Another option to speed up testing is to execute many different A/B tests at once
on the same member population. As long as the variations in test experience are
compatible with each other, and we judge them not to combine in a nonlinear way on
the experience, we might allocate each new member into several different tests at once
– for example, a similars test, a PVR algorithm test, and a search test. Accordingly, a
single member might get similars algorithm version B, PVR algorithm version D, and
search results version F. Over perhaps 30 sessions during the test period, the member’s
experience is accumulated into metrics for each of the three different tests.
But to really speed up innovation, we also rely on a different type of experimentation
based on analyzing historical data. This offline experimentation changes from algorithm
to algorithm, but it always consists of computing a metric for every algorithm variant
tested that describes how well the algorithm variants fit previous user engagement.
For example, for PVR, we might have 100 different variants that differ only in the
parameter values used, and that relied on data up to two days ago in their training.
We then use each algorithm variant to rank the catalog for a sample of members using
data up to two days ago, then find the ranks of the videos played by the members
in the sample in the last two days. These ranks are then used to compute metrics
for each user across variants—for example, the mean reciprocal rank, precision, and
recall—that are then averaged across the members in the sample, possibly with some
normalization. For a different and detailed offline metric example, used for our page
construction algorithm, see Alvino and Basilico [2015]. Offline experiments allow us to
iterate quickly on algorithm prototypes, and to prune the candidate variants that we
use in actual A/B experiments. The typical innovation flow is shown in Figure 8.
As appealing as offline experiments are, they have a major drawback: they assume
that members would have behaved the same way, for example, playing the same videos,
if the new algorithm being evaluated had been used to generate the recommendations.

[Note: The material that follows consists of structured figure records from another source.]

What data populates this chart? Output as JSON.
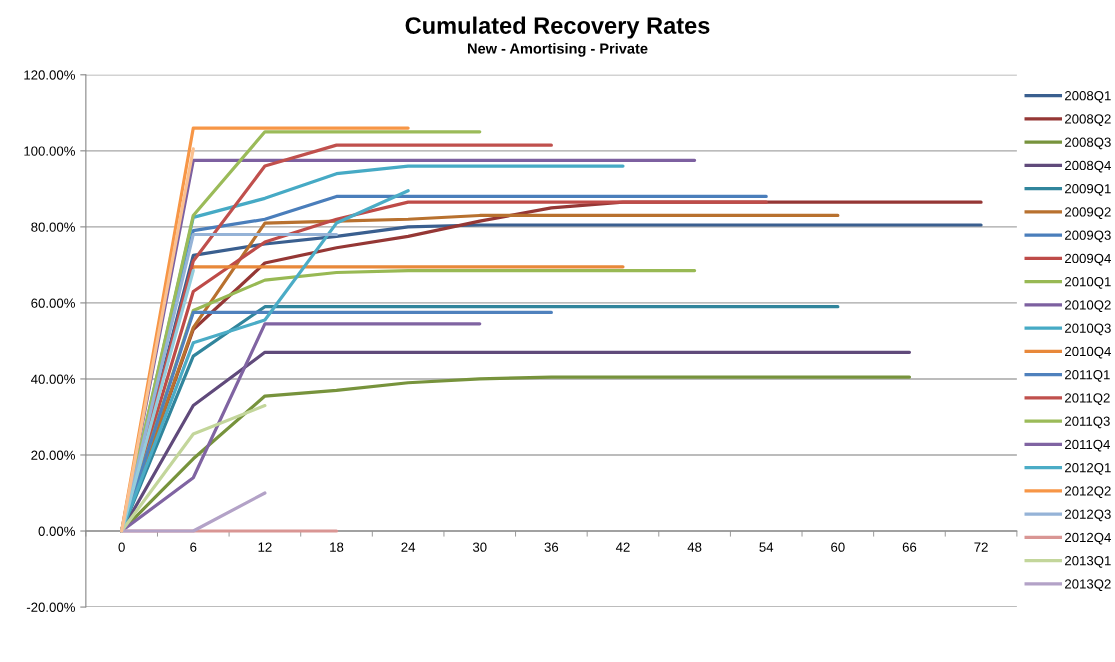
{
  "chart_data": {
    "type": "line",
    "title": "Cumulated Recovery Rates",
    "subtitle": "New - Amortising - Private",
    "categories": [
      "0",
      "6",
      "12",
      "18",
      "24",
      "30",
      "36",
      "42",
      "48",
      "54",
      "60",
      "66",
      "72"
    ],
    "ylim": [
      -20,
      120
    ],
    "yticks": [
      {
        "value": -20,
        "label": "-20.00%"
      },
      {
        "value": 0,
        "label": "0.00%"
      },
      {
        "value": 20,
        "label": "20.00%"
      },
      {
        "value": 40,
        "label": "40.00%"
      },
      {
        "value": 60,
        "label": "60.00%"
      },
      {
        "value": 80,
        "label": "80.00%"
      },
      {
        "value": 100,
        "label": "100.00%"
      },
      {
        "value": 120,
        "label": "120.00%"
      }
    ],
    "grid": "y",
    "legend": "right",
    "marker": "none",
    "line_style": "solid",
    "series": [
      {
        "name": "2008Q1",
        "color": "#3a5f8f",
        "values": [
          0,
          72.5,
          75.5,
          77.5,
          80,
          80.5,
          80.5,
          80.5,
          80.5,
          80.5,
          80.5,
          80.5,
          80.5
        ]
      },
      {
        "name": "2008Q2",
        "color": "#953735",
        "values": [
          0,
          53,
          70.5,
          74.5,
          77.5,
          81.5,
          85,
          86.5,
          86.5,
          86.5,
          86.5,
          86.5,
          86.5
        ]
      },
      {
        "name": "2008Q3",
        "color": "#77933c",
        "values": [
          0,
          19,
          35.5,
          37,
          39,
          40,
          40.5,
          40.5,
          40.5,
          40.5,
          40.5,
          40.5,
          null
        ]
      },
      {
        "name": "2008Q4",
        "color": "#604a7b",
        "values": [
          0,
          33,
          47,
          47,
          47,
          47,
          47,
          47,
          47,
          47,
          47,
          47,
          null
        ]
      },
      {
        "name": "2009Q1",
        "color": "#31859c",
        "values": [
          0,
          46,
          59,
          59,
          59,
          59,
          59,
          59,
          59,
          59,
          59,
          null,
          null
        ]
      },
      {
        "name": "2009Q2",
        "color": "#b8712f",
        "values": [
          0,
          53.5,
          81,
          81.5,
          82,
          83,
          83,
          83,
          83,
          83,
          83,
          null,
          null
        ]
      },
      {
        "name": "2009Q3",
        "color": "#4a7ebb",
        "values": [
          0,
          79,
          82,
          88,
          88,
          88,
          88,
          88,
          88,
          88,
          null,
          null,
          null
        ]
      },
      {
        "name": "2009Q4",
        "color": "#be4b48",
        "values": [
          0,
          63,
          76,
          82,
          86.5,
          86.5,
          86.5,
          86.5,
          86.5,
          86.5,
          null,
          null,
          null
        ]
      },
      {
        "name": "2010Q1",
        "color": "#98b954",
        "values": [
          0,
          58,
          66,
          68,
          68.5,
          68.5,
          68.5,
          68.5,
          68.5,
          null,
          null,
          null,
          null
        ]
      },
      {
        "name": "2010Q2",
        "color": "#7d60a0",
        "values": [
          0,
          97.5,
          97.5,
          97.5,
          97.5,
          97.5,
          97.5,
          97.5,
          97.5,
          null,
          null,
          null,
          null
        ]
      },
      {
        "name": "2010Q3",
        "color": "#46aac5",
        "values": [
          0,
          82.5,
          87.5,
          94,
          96,
          96,
          96,
          96,
          null,
          null,
          null,
          null,
          null
        ]
      },
      {
        "name": "2010Q4",
        "color": "#e8883a",
        "values": [
          0,
          69.5,
          69.5,
          69.5,
          69.5,
          69.5,
          69.5,
          69.5,
          null,
          null,
          null,
          null,
          null
        ]
      },
      {
        "name": "2011Q1",
        "color": "#4f81bd",
        "values": [
          0,
          57.5,
          57.5,
          57.5,
          57.5,
          57.5,
          57.5,
          null,
          null,
          null,
          null,
          null,
          null
        ]
      },
      {
        "name": "2011Q2",
        "color": "#c0504d",
        "values": [
          0,
          71,
          96,
          101.5,
          101.5,
          101.5,
          101.5,
          null,
          null,
          null,
          null,
          null,
          null
        ]
      },
      {
        "name": "2011Q3",
        "color": "#9bbb59",
        "values": [
          0,
          83,
          105,
          105,
          105,
          105,
          null,
          null,
          null,
          null,
          null,
          null,
          null
        ]
      },
      {
        "name": "2011Q4",
        "color": "#8064a2",
        "values": [
          0,
          14,
          54.5,
          54.5,
          54.5,
          54.5,
          null,
          null,
          null,
          null,
          null,
          null,
          null
        ]
      },
      {
        "name": "2012Q1",
        "color": "#4bacc6",
        "values": [
          0,
          49.5,
          55.5,
          81,
          89.5,
          null,
          null,
          null,
          null,
          null,
          null,
          null,
          null
        ]
      },
      {
        "name": "2012Q2",
        "color": "#f79646",
        "values": [
          0,
          106,
          106,
          106,
          106,
          null,
          null,
          null,
          null,
          null,
          null,
          null,
          null
        ]
      },
      {
        "name": "2012Q3",
        "color": "#95b3d7",
        "values": [
          0,
          78,
          78,
          78,
          null,
          null,
          null,
          null,
          null,
          null,
          null,
          null,
          null
        ]
      },
      {
        "name": "2012Q4",
        "color": "#d99694",
        "values": [
          0,
          0,
          0,
          0,
          null,
          null,
          null,
          null,
          null,
          null,
          null,
          null,
          null
        ]
      },
      {
        "name": "2013Q1",
        "color": "#c3d69b",
        "values": [
          0,
          25.5,
          33,
          null,
          null,
          null,
          null,
          null,
          null,
          null,
          null,
          null,
          null
        ]
      },
      {
        "name": "2013Q2",
        "color": "#b3a2c7",
        "values": [
          0,
          0,
          10,
          null,
          null,
          null,
          null,
          null,
          null,
          null,
          null,
          null,
          null
        ]
      },
      {
        "color": "#93cddd",
        "values": [
          0,
          68.5,
          null,
          null,
          null,
          null,
          null,
          null,
          null,
          null,
          null,
          null,
          null
        ]
      },
      {
        "color": "#fac090",
        "values": [
          0,
          100.5,
          null,
          null,
          null,
          null,
          null,
          null,
          null,
          null,
          null,
          null,
          null
        ]
      }
    ]
  }
}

Thus, for instance, a new algorithm that results in very different recommendations
from the production algorithm is unlikely to find that its recommendations have been
played more than the corresponding recommendations from the production algorithm
that actually served the recommendations to our members. This suggests that offline
experiments need to be interpreted in the context of how different the algorithms
being tested are from the production algorithm. However, it is unclear what distance
metric across algorithms can lead to better offline experiment interpretations that will
correlate better with A/B test outcomes, since the latter is what we are after. Thus,
while we do rely on offline experiments heavily, for lack of a better option, to decide
when to A/B test a new algorithm and which new algorithms to test, we do not find
them to be as highly predictive of A/B test outcomes as we would like.